Not surprisingly, few, if any, of those 16 million who are promised magnanimous care are complaining. Taxpayers, however, should be, if they are made aware of the future Olympian costs. The easily brushed-aside Medicaid program, together with the so-called CHIP health program for children, offer the most comprehensive U.S. health programs in existence. Among the entitled 16 million (although it maybe as high as 18 million), Medicaid will be paying, beginning in 2014 for all health care costs of anyone making up to 133 percent (although a footnote says 138 percent) of the Federal Poverty Level (now $14,404). After three years, it will be $19,877 a year. For a typical American family of four, Medicaid will care for those earning up to $47,200 by 2017, according to a senior specialist at CMS. In 2017, the amount paid by the federal government will decrease slowly each year, reaching 90 percent in 2020 where it will remain. The states will have to pick up the balance from then on, in this Federal-state sharing program that is Medicaid. Only a consummate bureaucrat could have concocted this intricate system.
Some 13 percent of all children up to age 18 live in poverty. Ten percent are white, Thirty-five percent are black and are more subject to health problems. Twenty-nine percent are Hispanic. Fifty percent of blacks are in female household families. These are the prime customers of Medicaid.

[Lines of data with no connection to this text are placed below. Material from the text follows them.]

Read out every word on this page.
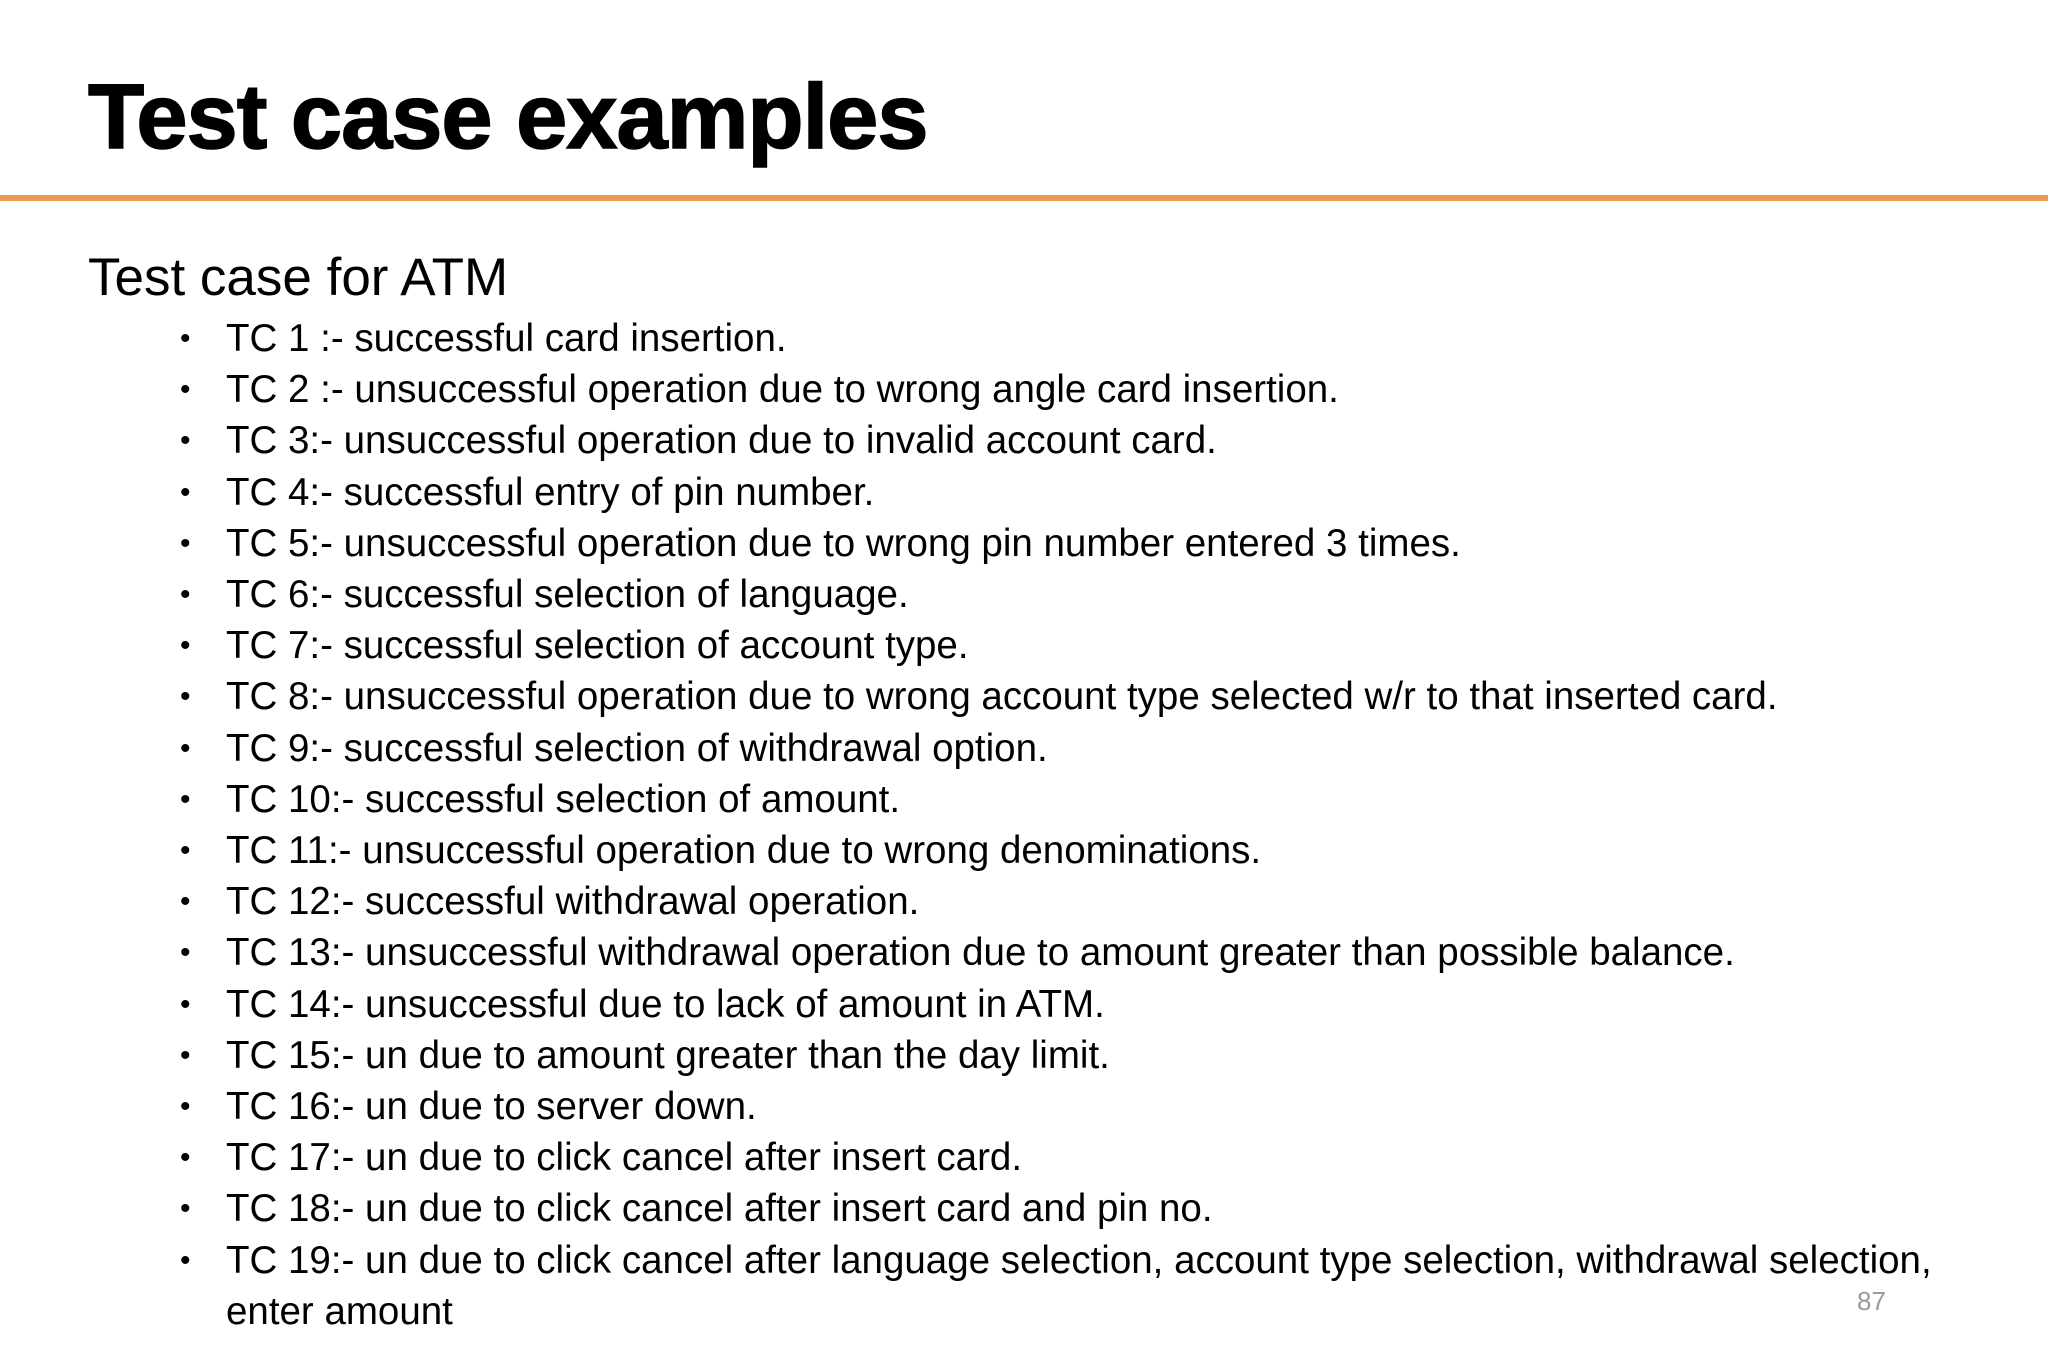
Test case examples
Test case for ATM
• TC 1 :- successful card insertion.
• TC 2 :- unsuccessful operation due to wrong angle card insertion.
• TC 3:- unsuccessful operation due to invalid account card.
• TC 4:- successful entry of pin number.
• TC 5:- unsuccessful operation due to wrong pin number entered 3 times.
• TC 6:- successful selection of language.
• TC 7:- successful selection of account type.
• TC 8:- unsuccessful operation due to wrong account type selected w/r to that inserted card.
• TC 9:- successful selection of withdrawal option.
• TC 10:- successful selection of amount.
• TC 11:- unsuccessful operation due to wrong denominations.
• TC 12:- successful withdrawal operation.
• TC 13:- unsuccessful withdrawal operation due to amount greater than possible balance.
• TC 14:- unsuccessful due to lack of amount in ATM.
• TC 15:- un due to amount greater than the day limit.
• TC 16:- un due to server down.
• TC 17:- un due to click cancel after insert card.
• TC 18:- un due to click cancel after insert card and pin no.
• TC 19:- un due to click cancel after language selection, account type selection, withdrawal selection, enter amount	87
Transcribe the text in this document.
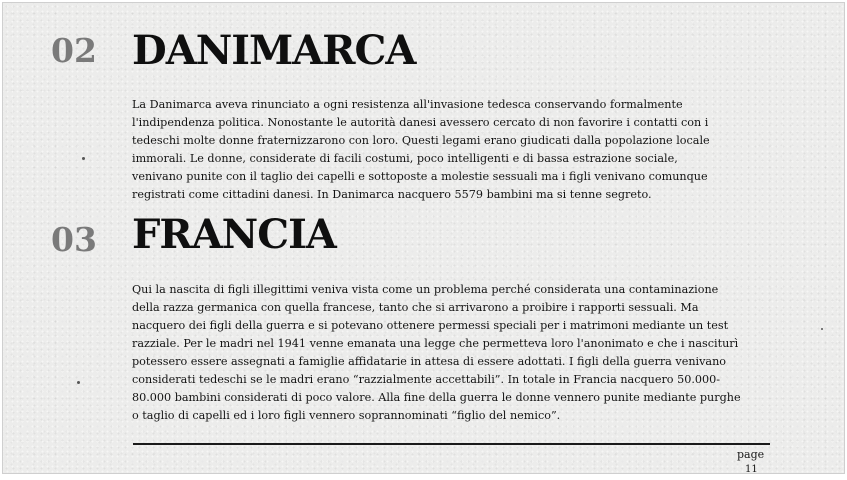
02 DANIMARCA
La Danimarca aveva rinunciato a ogni resistenza all'invasione tedesca conservando formalmente
l'indipendenza politica. Nonostante le autorità danesi avessero cercato di non favorire i contatti con i
tedeschi molte donne fraternizzarono con loro. Questi legami erano giudicati dalla popolazione locale
immorali. Le donne, considerate di facili costumi, poco intelligenti e di bassa estrazione sociale,
venivano punite con il taglio dei capelli e sottoposte a molestie sessuali ma i figli venivano comunque
registrati come cittadini danesi. In Danimarca nacquero 5579 bambini ma si tenne segreto.
03 FRANCIA
Qui la nascita di figli illegittimi veniva vista come un problema perché considerata una contaminazione
della razza germanica con quella francese, tanto che si arrivarono a proibire i rapporti sessuali. Ma
nacquero dei figli della guerra e si potevano ottenere permessi speciali per i matrimoni mediante un test
razziale. Per le madri nel 1941 venne emanata una legge che permetteva loro l'anonimato e che i nasciturì
potessero essere assegnati a famiglie affidatarie in attesa di essere adottati. I figli della guerra venivano
considerati tedeschi se le madri erano “razzialmente accettabili”. In totale in Francia nacquero 50.000-
80.000 bambini considerati di poco valore. Alla fine della guerra le donne vennero punite mediante purghe
o taglio di capelli ed i loro figli vennero soprannominati “figlio del nemico”.
page
11
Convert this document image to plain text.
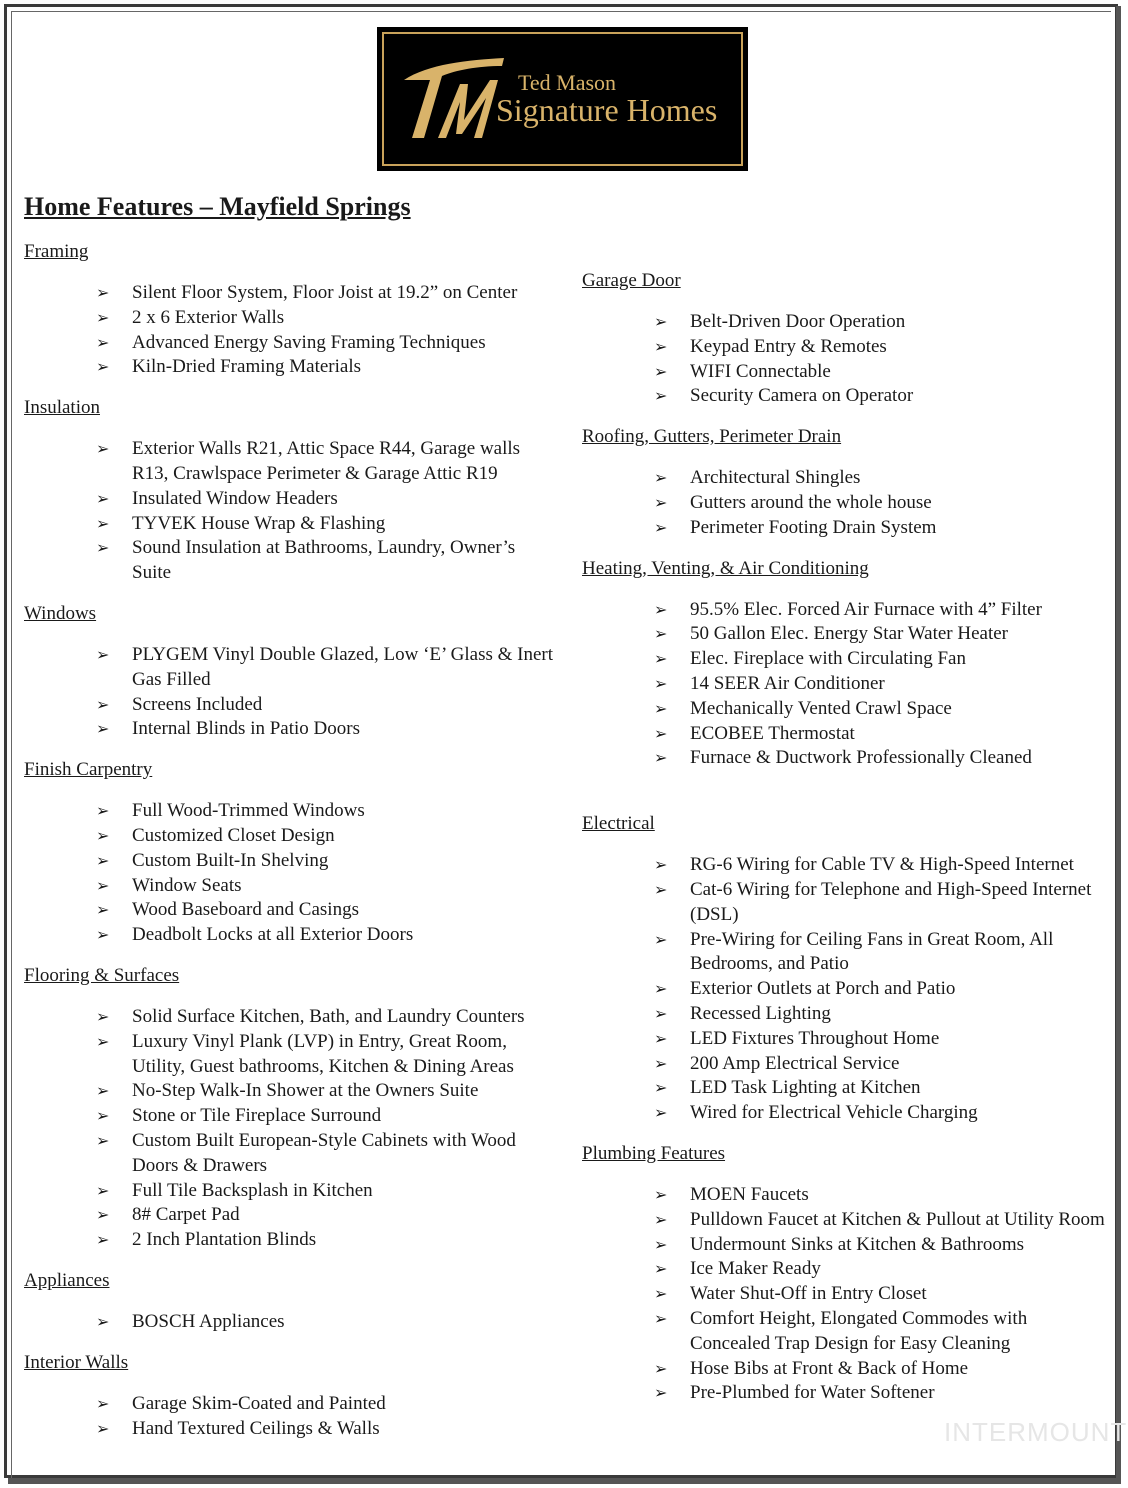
TM
Ted Mason
Signature Homes
Home Features – Mayfield Springs
Framing
➢ Silent Floor System, Floor Joist at 19.2” on Center
➢ 2 x 6 Exterior Walls
➢ Advanced Energy Saving Framing Techniques
➢ Kiln-Dried Framing Materials
Insulation
➢ Exterior Walls R21, Attic Space R44, Garage walls R13, Crawlspace Perimeter & Garage Attic R19
➢ Insulated Window Headers
➢ TYVEK House Wrap & Flashing
➢ Sound Insulation at Bathrooms, Laundry, Owner’s Suite
Windows
➢ PLYGEM Vinyl Double Glazed, Low ‘E’ Glass & Inert Gas Filled
➢ Screens Included
➢ Internal Blinds in Patio Doors
Finish Carpentry
➢ Full Wood-Trimmed Windows
➢ Customized Closet Design
➢ Custom Built-In Shelving
➢ Window Seats
➢ Wood Baseboard and Casings
➢ Deadbolt Locks at all Exterior Doors
Flooring & Surfaces
➢ Solid Surface Kitchen, Bath, and Laundry Counters
➢ Luxury Vinyl Plank (LVP) in Entry, Great Room, Utility, Guest bathrooms, Kitchen & Dining Areas
➢ No-Step Walk-In Shower at the Owners Suite
➢ Stone or Tile Fireplace Surround
➢ Custom Built European-Style Cabinets with Wood Doors & Drawers
➢ Full Tile Backsplash in Kitchen
➢ 8# Carpet Pad
➢ 2 Inch Plantation Blinds
Appliances
➢ BOSCH Appliances
Interior Walls
➢ Garage Skim-Coated and Painted
➢ Hand Textured Ceilings & Walls
Garage Door
➢ Belt-Driven Door Operation
➢ Keypad Entry & Remotes
➢ WIFI Connectable
➢ Security Camera on Operator
Roofing, Gutters, Perimeter Drain
➢ Architectural Shingles
➢ Gutters around the whole house
➢ Perimeter Footing Drain System
Heating, Venting, & Air Conditioning
➢ 95.5% Elec. Forced Air Furnace with 4” Filter
➢ 50 Gallon Elec. Energy Star Water Heater
➢ Elec. Fireplace with Circulating Fan
➢ 14 SEER Air Conditioner
➢ Mechanically Vented Crawl Space
➢ ECOBEE Thermostat
➢ Furnace & Ductwork Professionally Cleaned
Electrical
➢ RG-6 Wiring for Cable TV & High-Speed Internet
➢ Cat-6 Wiring for Telephone and High-Speed Internet (DSL)
➢ Pre-Wiring for Ceiling Fans in Great Room, All Bedrooms, and Patio
➢ Exterior Outlets at Porch and Patio
➢ Recessed Lighting
➢ LED Fixtures Throughout Home
➢ 200 Amp Electrical Service
➢ LED Task Lighting at Kitchen
➢ Wired for Electrical Vehicle Charging
Plumbing Features
➢ MOEN Faucets
➢ Pulldown Faucet at Kitchen & Pullout at Utility Room
➢ Undermount Sinks at Kitchen & Bathrooms
➢ Ice Maker Ready
➢ Water Shut-Off in Entry Closet
➢ Comfort Height, Elongated Commodes with Concealed Trap Design for Easy Cleaning
➢ Hose Bibs at Front & Back of Home
➢ Pre-Plumbed for Water Softener
INTERMOUNT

Even families earning incomes up to $88,000 will have their medical bills largely subsidized under the new Medicaid program. Usually expensive long-term care will not be a financial problem for these lucky ones either; free care in a nursing home for life is a guarantee. This enormous give-away begins in 2014. Families making up to $88,000 will get refundable tax credits. IRS will give money to insurance companies in new state “exchanges” to enable the higher-earning Medicaid families to purchase their health care. So, IRS will be taking on another social engineering job, just as it has run the Earned Income Credit (EIC) program. This, even though IRS has not had a stellar record in money management. In 2005, for instance, its Inspector General found 28 percent of the $40 billion paid out for Earned Income Credit was fraudulent, Accounting WEB.com reported.
Medicaid, plugging along since its creation in 1965, is jointly funded by both the federal and state governments. Among the groups currently served by Medicaid are eligible citizens and resident aliens, including relatively low-income adults and their children and people with certain disabilities. Even before Obamacare gets into gear, Medicaid is already the largest source of dollars for medical services for the needy. The fastest growing area of Medicaid is nursing-home coverage because of the aging World War II and Korean Conflict era generation. But an even larger explosion in cost for taxpayers will come beginning in 2020 when some of the baby boom generation begins to seek nursing home care.